Kolmogorov Complexity and Algorithmic Randomness
A. Shen, V. A. Uspensky, N. Vereshchagin (2017)
Book
Comprehensive textbook on Kolmogorov complexity—the length of the shortest program that produces a given string. Provides formal foundation for concepts of information and randomness.
Key Learnings:
- Kolmogorov complexity K(x) = length of shortest program producing x
- Incompressible strings are algorithmically random
- K(x) is uncomputable but provides theoretical foundation
- Relates to information theory: K(x) ≈ entropy in many cases
- Provides precise definitions of "simplicity" and "pattern"
- Minimum description length is practical approximation of K(x)
The First Law of Complexodynamics
Scott Aaronson (2011)
Blog
Playful yet profound exploration of how entropy and complexity evolve in physical systems. Discusses why complexity increases then decreases over time.
Key Learnings:
- "Complexity increases, then decreases"—systems evolve from simple to complex to simple
- Connects thermodynamics, computation, and cosmology
- Early universe: low entropy, low complexity
- Middle phase: structure formation increases complexity
- Heat death: maximum entropy, zero complexity
- Provides intuition for why interesting structure exists temporarily
Quantifying the Rise and Fall of Complexity in Closed Systems: The Coffee Automaton
Scott Aaronson, Sean M. Carroll, Lauren Ouellette (2014)
ArXiv
Concrete model (coffee mixing in cream) demonstrating how complexity evolves in thermodynamic systems. Uses cellular automata to make abstract concepts precise.
Key Learnings:
- Complexity can be quantified using various measures (entropy, pattern length)

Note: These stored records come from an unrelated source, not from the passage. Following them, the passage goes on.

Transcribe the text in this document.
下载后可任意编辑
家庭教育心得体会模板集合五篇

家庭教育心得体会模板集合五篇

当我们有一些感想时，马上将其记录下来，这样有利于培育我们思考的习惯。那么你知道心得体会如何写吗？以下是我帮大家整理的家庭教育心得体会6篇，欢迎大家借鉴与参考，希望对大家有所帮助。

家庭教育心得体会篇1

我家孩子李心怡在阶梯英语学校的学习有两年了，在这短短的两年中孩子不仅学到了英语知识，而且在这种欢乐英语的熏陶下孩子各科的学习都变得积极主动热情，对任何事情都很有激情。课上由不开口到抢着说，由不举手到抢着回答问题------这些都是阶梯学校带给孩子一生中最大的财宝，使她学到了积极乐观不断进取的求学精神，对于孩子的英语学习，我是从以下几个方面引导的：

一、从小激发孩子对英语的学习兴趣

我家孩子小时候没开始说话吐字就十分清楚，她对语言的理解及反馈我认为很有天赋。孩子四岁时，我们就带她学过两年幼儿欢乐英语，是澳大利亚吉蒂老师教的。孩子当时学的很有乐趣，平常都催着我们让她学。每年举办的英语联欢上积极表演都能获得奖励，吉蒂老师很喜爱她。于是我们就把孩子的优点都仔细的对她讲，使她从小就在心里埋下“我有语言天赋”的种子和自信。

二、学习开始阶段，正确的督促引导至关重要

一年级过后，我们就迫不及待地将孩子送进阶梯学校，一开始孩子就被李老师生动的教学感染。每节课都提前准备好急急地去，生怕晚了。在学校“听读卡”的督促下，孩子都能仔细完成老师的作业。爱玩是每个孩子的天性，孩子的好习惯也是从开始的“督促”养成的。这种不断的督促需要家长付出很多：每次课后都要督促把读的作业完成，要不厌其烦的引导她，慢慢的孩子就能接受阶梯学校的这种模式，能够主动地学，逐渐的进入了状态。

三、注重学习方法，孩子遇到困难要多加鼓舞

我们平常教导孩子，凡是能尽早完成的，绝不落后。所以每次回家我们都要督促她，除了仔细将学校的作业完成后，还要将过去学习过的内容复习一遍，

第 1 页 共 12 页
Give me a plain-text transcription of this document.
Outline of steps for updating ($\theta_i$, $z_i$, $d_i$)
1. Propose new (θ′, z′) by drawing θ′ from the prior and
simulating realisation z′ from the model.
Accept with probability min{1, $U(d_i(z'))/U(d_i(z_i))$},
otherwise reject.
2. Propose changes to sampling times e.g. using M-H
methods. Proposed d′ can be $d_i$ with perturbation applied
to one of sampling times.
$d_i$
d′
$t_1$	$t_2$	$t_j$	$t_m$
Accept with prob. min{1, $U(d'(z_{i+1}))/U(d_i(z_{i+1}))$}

- Coffee automaton provides toy model of thermodynamic evolution
- Initial state: low entropy, low complexity (separated coffee and cream)
- Intermediate: high complexity (swirling patterns)

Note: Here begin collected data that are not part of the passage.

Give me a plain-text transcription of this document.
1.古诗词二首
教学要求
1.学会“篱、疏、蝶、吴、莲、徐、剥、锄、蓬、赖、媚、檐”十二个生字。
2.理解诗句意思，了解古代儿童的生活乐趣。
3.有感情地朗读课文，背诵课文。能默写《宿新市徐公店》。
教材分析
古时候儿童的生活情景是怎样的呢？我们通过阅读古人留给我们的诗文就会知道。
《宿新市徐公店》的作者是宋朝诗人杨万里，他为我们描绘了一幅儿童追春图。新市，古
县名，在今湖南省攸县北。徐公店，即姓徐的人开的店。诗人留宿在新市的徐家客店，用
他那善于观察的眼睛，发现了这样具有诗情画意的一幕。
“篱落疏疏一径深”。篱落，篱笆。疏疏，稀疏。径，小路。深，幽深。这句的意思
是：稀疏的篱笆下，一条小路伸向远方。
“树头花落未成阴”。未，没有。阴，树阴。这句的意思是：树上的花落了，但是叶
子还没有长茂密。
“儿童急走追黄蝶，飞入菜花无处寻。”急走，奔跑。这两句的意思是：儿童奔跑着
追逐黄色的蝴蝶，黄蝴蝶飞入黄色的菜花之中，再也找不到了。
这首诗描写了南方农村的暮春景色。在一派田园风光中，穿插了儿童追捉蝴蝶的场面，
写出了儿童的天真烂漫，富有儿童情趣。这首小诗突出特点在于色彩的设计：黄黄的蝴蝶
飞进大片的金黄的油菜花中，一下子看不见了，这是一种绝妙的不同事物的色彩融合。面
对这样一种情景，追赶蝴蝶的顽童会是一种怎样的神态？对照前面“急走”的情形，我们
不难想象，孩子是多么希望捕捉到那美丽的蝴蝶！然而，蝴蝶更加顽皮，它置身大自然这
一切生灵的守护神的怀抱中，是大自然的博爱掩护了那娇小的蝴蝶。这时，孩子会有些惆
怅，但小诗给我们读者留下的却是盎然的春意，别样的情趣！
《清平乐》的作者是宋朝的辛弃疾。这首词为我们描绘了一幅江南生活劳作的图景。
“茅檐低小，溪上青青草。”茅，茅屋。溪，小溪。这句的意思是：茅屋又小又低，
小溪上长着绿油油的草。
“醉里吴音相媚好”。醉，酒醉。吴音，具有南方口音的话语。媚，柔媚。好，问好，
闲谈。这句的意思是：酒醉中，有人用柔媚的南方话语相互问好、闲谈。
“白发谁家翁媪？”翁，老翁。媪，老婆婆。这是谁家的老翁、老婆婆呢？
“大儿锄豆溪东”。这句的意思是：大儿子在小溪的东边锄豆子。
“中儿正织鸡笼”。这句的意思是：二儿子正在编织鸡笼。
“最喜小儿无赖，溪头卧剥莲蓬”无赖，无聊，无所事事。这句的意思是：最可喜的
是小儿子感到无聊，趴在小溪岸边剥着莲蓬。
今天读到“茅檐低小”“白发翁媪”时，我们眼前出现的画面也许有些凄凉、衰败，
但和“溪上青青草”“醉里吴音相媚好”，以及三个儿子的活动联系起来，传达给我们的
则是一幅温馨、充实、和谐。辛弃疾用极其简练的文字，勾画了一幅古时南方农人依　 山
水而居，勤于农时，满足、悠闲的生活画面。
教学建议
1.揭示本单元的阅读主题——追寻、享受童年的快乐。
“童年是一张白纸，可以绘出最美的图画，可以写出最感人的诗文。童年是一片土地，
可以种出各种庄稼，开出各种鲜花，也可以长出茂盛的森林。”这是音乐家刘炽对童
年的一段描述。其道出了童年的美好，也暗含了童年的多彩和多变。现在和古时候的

- Final: high entropy, low complexity (uniform mixture)
- Illustrates why structure formation is transient phenomenon
Machine Super Intelligence
Shane Legg (2008)
PhD Thesis
Shane Legg's PhD thesis exploring formal definitions of intelligence and paths to machine superintelligence. Legg would go on to co-found DeepMind with Demis Hassabis.
Key Learnings:
- Universal intelligence defined via performance across all computable environments
- AIXI: theoretical optimal agent (but incomputable)
- Intelligence requires balancing exploration vs exploitation
- Takeoff scenarios: slow vs fast paths to superintelligence
- Safety considerations for advanced AI systems
- Established theoretical framework that influenced AI safety research
Why This Collection Matters
Ilya Sutskever's paper selection reveals his philosophy on learning AI: start with solid foundations (CNNs, RNNs), understand architectural innovations (ResNets, attention), master the transformative Transformer architecture, and ground everything in information theory and first principles.

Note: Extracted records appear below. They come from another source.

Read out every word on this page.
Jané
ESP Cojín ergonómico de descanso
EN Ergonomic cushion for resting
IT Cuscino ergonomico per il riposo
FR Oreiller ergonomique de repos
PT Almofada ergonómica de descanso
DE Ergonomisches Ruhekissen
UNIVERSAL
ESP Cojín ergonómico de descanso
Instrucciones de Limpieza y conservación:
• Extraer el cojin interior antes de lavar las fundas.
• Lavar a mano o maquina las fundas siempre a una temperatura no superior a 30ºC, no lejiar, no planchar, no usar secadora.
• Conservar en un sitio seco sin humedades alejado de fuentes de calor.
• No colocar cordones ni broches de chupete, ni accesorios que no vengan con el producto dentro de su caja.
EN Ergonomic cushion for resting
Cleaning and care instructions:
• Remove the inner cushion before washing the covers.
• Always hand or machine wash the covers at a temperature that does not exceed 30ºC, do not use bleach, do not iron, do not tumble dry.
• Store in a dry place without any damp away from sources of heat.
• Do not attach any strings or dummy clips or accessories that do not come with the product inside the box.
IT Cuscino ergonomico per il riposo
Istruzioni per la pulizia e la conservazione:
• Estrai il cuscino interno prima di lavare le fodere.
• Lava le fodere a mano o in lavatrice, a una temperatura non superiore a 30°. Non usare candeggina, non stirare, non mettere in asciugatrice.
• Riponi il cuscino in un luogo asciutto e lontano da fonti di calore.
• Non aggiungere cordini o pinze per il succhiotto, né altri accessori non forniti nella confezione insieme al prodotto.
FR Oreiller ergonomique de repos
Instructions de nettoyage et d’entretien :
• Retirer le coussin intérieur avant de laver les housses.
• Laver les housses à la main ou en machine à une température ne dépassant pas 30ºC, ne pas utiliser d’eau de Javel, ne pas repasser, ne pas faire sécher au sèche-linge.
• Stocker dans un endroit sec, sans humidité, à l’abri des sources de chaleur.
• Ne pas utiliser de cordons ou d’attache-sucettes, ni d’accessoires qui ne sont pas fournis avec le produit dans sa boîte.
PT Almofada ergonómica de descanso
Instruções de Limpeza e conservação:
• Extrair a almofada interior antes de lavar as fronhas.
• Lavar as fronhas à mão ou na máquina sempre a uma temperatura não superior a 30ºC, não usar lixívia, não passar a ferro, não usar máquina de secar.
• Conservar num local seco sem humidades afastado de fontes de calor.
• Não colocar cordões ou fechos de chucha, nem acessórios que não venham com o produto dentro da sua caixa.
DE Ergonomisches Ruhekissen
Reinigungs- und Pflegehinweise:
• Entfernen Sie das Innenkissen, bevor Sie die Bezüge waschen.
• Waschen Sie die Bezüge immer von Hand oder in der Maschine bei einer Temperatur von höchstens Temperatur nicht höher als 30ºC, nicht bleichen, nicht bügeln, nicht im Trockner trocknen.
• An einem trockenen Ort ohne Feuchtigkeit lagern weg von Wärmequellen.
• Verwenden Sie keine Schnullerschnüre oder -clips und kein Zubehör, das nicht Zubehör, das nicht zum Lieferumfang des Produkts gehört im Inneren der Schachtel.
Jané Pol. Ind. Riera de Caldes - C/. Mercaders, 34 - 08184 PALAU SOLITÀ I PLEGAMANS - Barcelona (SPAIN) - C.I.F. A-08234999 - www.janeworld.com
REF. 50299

Unlike many AI curricula that focus solely on techniques, this collection emphasizes:
- Theory: Information theory, complexity, and compression as learning foundations
- Fundamentals: Deep understanding of core architectures before chasing latest trends
- Progression: Building from basic CNNs/RNNs to Transformers to specialized modules
- Philosophy: Questions about intelligence, randomness, and computational limits
This isn't just a technical reading list—it's a window into how one of AI's leading researchers thinks about the field.